CTC decoding: best-path (greedy) and prefix-beam search (Graves 2006; Hannun 2014).

Given per-frame log-probabilities [T, C] over a blank-augmented alphabet, a CTC decoder produces the most probable label sequence after applying the CTC collapse B (merge repeats, then drop blanks).

Two strategies are provided:

  • ctc_greedy_decode — best-path decoding: take the arg-max symbol at each frame and collapse. Fast (O(T·C)) but only a lower bound on the true sequence probability because it ignores alignment multiplicity.

  • ctc_prefix_beam_search — prefix-beam search: maintain a beam of label prefixes, tracking, for each prefix, the probability that it ends in a blank (p_b) versus a non-blank (p_nb).

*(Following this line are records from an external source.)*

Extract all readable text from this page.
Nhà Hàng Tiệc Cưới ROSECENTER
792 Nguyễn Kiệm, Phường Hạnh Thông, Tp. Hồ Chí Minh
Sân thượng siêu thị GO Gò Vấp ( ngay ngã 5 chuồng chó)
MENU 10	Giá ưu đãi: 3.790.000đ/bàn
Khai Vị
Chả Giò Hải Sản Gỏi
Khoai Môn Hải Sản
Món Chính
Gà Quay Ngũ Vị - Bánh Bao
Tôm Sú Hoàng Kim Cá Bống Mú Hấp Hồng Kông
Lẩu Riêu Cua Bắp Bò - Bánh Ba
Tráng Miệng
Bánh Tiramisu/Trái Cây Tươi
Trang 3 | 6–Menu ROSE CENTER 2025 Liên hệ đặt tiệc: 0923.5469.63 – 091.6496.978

This correctly sums the probabilities of distinct alignments that collapse to the same prefix and recovers higher-probability sequences than greedy decoding.

All probabilities are accumulated in log-space.

Structs§

CtcHypothesis
A scored CTC decoding hypothesis returned by ctc_prefix_beam_search.

Functions§

ctc_greedy_decode
Best-path (greedy) CTC decode: arg-max per frame followed by CTC collapse.
ctc_prefix_beam_search
Prefix-beam-search CTC decoding (Graves 2006; Hannun 2014).